Lazerin keşfinden günümüze neler oldu?
Lazerler icat edildiğinden bu yana verilen Nobel ödüllerine dikkatli baktığımızda başta ultra-hızlı lazer spektroskopisi, optik cımbızlama, süper çözünürlüklü mikroskopi ve optik metroloji gibi alanlarda çığır açan tekniklerin de aralarında bulunduğu toplamda dokuz ödülün alınmasına katkı sağladığının da altını çizelim. Gözünüzü daha da korkutmadan filmi biraz başa saralım ve lazerlerin icat edildiği yıllara dönelim. Çünkü lazerleri normal ışık kaynaklarından ayıran yönlü (directional), tek renkli (monochromatic) ve eş-fazlı (coherent) özelliklerinden dolayı o güne kadar yapılması mümkün olmayan deneylerin gerçekleştirilmesi mümkün olmuştu. Lazerlerin çalışma prensibinin temelleri 1960’tan tam 50 yıl önce Bohr atom modelinin başarılı bir şekilde hidrojen atomunda gözlenen Balmer serisi olarak da bilinen temel enerji geçişlerini tahmin etmesiyle atıldı. Devam eden yıllarda enerjinin atomik ölçülere yaklaştığında kesikli (quantized) bir hal aldığı deneylerle gösterilmişti ama kuramsal yöntemlerle tam anlamıyla açıklanamıyordu.[1]Kuantum mekaniğinin anlaşılma sürecini Ali Alpar’ın yazılarından okuyabilirsiniz.
Alpar, A. (Nisan 2019) Planck sabiti nedir? Klasik fiziğin çıkmazları kuantum fiziğiyle nasıl çözüldü?
Alpar, A. (Nisan 2019) Atom nedir I?
Alpar, A. (Mayıs 2019) Atom nedir? II – Bohr’un Atom Modeli
Alpar, A. (Ağustos 2023) Kuantum mekaniği: Dalga-parçacık ikiliği 1916’da Albert Einstein ilk defa kuantum mekaniğinden faydalanarak atomik sistemlerde gözlenen enerji geçişlerine anlamlı açıklamalar getirdi. Örnek üzerinden gidersek daha anlaşılır olabilir.

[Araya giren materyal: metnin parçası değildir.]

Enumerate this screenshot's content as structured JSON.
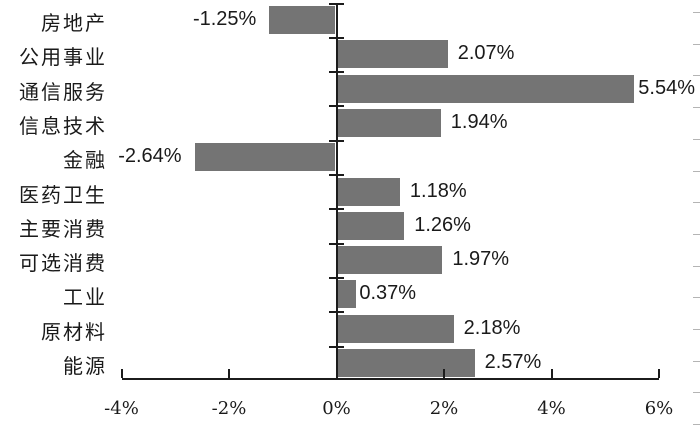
{
  "chart_data": {
    "type": "bar",
    "orientation": "horizontal",
    "title": "",
    "xlabel": "",
    "ylabel": "",
    "categories": [
      "房地产",
      "公用事业",
      "通信服务",
      "信息技术",
      "金融",
      "医药卫生",
      "主要消费",
      "可选消费",
      "工业",
      "原材料",
      "能源"
    ],
    "values": [
      -1.25,
      2.07,
      5.54,
      1.94,
      -2.64,
      1.18,
      1.26,
      1.97,
      0.37,
      2.18,
      2.57
    ],
    "value_labels": [
      "-1.25%",
      "2.07%",
      "5.54%",
      "1.94%",
      "-2.64%",
      "1.18%",
      "1.26%",
      "1.97%",
      "0.37%",
      "2.18%",
      "2.57%"
    ],
    "x_tick_labels": [
      "-4%",
      "-2%",
      "0%",
      "2%",
      "4%",
      "6%"
    ],
    "x_tick_values": [
      -4,
      -2,
      0,
      2,
      4,
      6
    ],
    "xlim": [
      -4,
      6
    ],
    "grid": false,
    "legend": "none",
    "colors": {
      "bar": "#747474",
      "axis": "#1c1c1c",
      "text": "#1a1a1a",
      "minor_tick": "#b4b4b4",
      "background": "#ffffff"
    }
  }
}
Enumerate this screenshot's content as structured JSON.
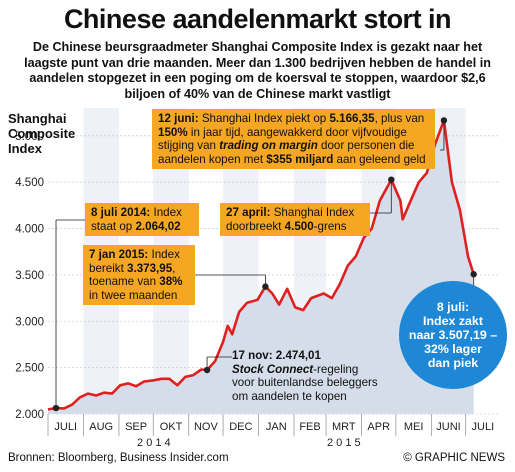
{
  "title": "Chinese aandelenmarkt stort in",
  "subtitle": "De Chinese beursgraadmeter Shanghai Composite Index is gezakt naar het laagste punt van drie maanden. Meer dan 1.300 bedrijven hebben de handel in aandelen stopgezet in een poging om de koersval te stoppen, waardoor $2,6 biljoen of 40% van de Chinese markt vastligt",
  "colors": {
    "area": "#d4dde9",
    "line": "#e02020",
    "callout": "#f5a623",
    "bubble": "#1e88d6",
    "alt_band": "#eef1f6"
  },
  "chart_data": {
    "type": "area",
    "ylabel": "Shanghai Composite Index",
    "yticks": [
      "2.000",
      "2.500",
      "3.000",
      "3.500",
      "4.000",
      "4.500",
      "5.000"
    ],
    "ylim": [
      2000,
      5300
    ],
    "grid": true,
    "x_months": [
      "JULI",
      "AUG",
      "SEP",
      "OKT",
      "NOV",
      "DEC",
      "JAN",
      "FEB",
      "MRT",
      "APR",
      "MEI",
      "JUNI",
      "JULI"
    ],
    "x_years": [
      "2 0 1 4",
      "2 0 1 5"
    ],
    "series": [
      {
        "x": [
          "2014-07-01",
          "2014-07-08",
          "2014-07-15",
          "2014-07-22",
          "2014-07-29",
          "2014-08-05",
          "2014-08-12",
          "2014-08-19",
          "2014-08-26",
          "2014-09-02",
          "2014-09-09",
          "2014-09-16",
          "2014-09-23",
          "2014-09-30",
          "2014-10-08",
          "2014-10-15",
          "2014-10-22",
          "2014-10-29",
          "2014-11-05",
          "2014-11-12",
          "2014-11-17",
          "2014-11-24",
          "2014-12-01",
          "2014-12-05",
          "2014-12-09",
          "2014-12-15",
          "2014-12-22",
          "2014-12-31",
          "2015-01-07",
          "2015-01-13",
          "2015-01-19",
          "2015-01-26",
          "2015-02-02",
          "2015-02-09",
          "2015-02-16",
          "2015-02-27",
          "2015-03-06",
          "2015-03-13",
          "2015-03-20",
          "2015-03-27",
          "2015-04-03",
          "2015-04-10",
          "2015-04-17",
          "2015-04-27",
          "2015-05-05",
          "2015-05-07",
          "2015-05-14",
          "2015-05-21",
          "2015-05-28",
          "2015-06-04",
          "2015-06-12",
          "2015-06-19",
          "2015-06-26",
          "2015-07-03",
          "2015-07-08"
        ],
        "values": [
          2050,
          2064,
          2060,
          2100,
          2180,
          2220,
          2200,
          2230,
          2220,
          2310,
          2330,
          2300,
          2350,
          2360,
          2380,
          2380,
          2310,
          2400,
          2420,
          2480,
          2474,
          2570,
          2780,
          2950,
          2860,
          3100,
          3200,
          3230,
          3374,
          3300,
          3180,
          3350,
          3150,
          3120,
          3250,
          3300,
          3250,
          3400,
          3600,
          3700,
          3900,
          4000,
          4300,
          4527,
          4300,
          4100,
          4300,
          4500,
          4600,
          4900,
          5166,
          4500,
          4200,
          3700,
          3507
        ]
      }
    ],
    "annotations": [
      {
        "date": "2015-06-12",
        "value": 5166,
        "text": [
          "12 juni: ",
          "Shanghai Index piekt op ",
          "5.166,35",
          ", plus van ",
          "150%",
          " in jaar tijd, aangewakkerd door vijfvoudige stijging van ",
          "trading on margin",
          " door personen die aandelen kopen met ",
          "$355 miljard",
          " aan geleend geld"
        ]
      },
      {
        "date": "2014-07-08",
        "value": 2064,
        "text": [
          "8 juli 2014:",
          " Index staat op ",
          "2.064,02"
        ]
      },
      {
        "date": "2015-04-27",
        "value": 4527,
        "text": [
          "27 april:",
          " Shanghai Index doorbreekt ",
          "4.500",
          "-grens"
        ]
      },
      {
        "date": "2015-01-07",
        "value": 3374,
        "text": [
          "7 jan 2015:",
          " Index bereikt ",
          "3.373,95",
          ", toename van ",
          "38%",
          " in twee maanden"
        ]
      },
      {
        "date": "2014-11-17",
        "value": 2474,
        "text": [
          "17 nov: 2.474,01",
          "Stock Connect",
          "-regeling voor buitenlandse beleggers om aandelen te kopen"
        ]
      },
      {
        "date": "2015-07-08",
        "value": 3507,
        "text": [
          "8 juli:",
          "Index zakt",
          "naar 3.507,19 –",
          "32% lager",
          "dan piek"
        ]
      }
    ]
  },
  "footer": {
    "source": "Bronnen: Bloomberg, Business Insider.com",
    "credit": "© GRAPHIC NEWS"
  }
}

Her şey Şekil 1’de temel enerji seviyesinde duran atomun (ground state), uygun foton enerjisine (E1) sahip bir fotonu soğurmasıyla başlar (absorption), şekildeki mavi renkli geçişe karşılık geliyor. Uyarılmış (excited state) duruma geçen atomun temel enerji seviyesine geri dönebilmesi için önüne iki olasılık çıkar. Birinci olasılık kendiliğinden emisyon (spontaneous emission) denilen atomun belli bir karakteristik yaşam süresi (spontaneous lifetime) kadar bekledikten sonra daha düşük enerjili bir foton (E2) yayarak temel enerji seviyesine dönmesidir, bu da Şekil 1’de turuncu renkli geçişe karşılık geliyor. İkinci olasılık ise kendiliğinden yayılan fotonların optik geribildirim yardımıyla maddeye geri dönerek uyarılmış seviyede bekleyen atomların yaşam süreleri dolmaksızın gelen fotonla aynı özelliği taşıyan (identical) fotonlar yaymaya zorlayarak temel enerji seviyesine dönmesidir. Bu mekanizmaya bence Türkçe dürtülmüş emisyon adını verebiliriz. Lazeri gerçek anlamda lazer yapan fiziksel olay tam olarak budur, ki bir kısaltma olan LASER kelimesinin S ve E harflerinden Stimulated Emission sorumludur. Lazerin kuantum fiziğine konu olan kısmından bahsetmiş olduk.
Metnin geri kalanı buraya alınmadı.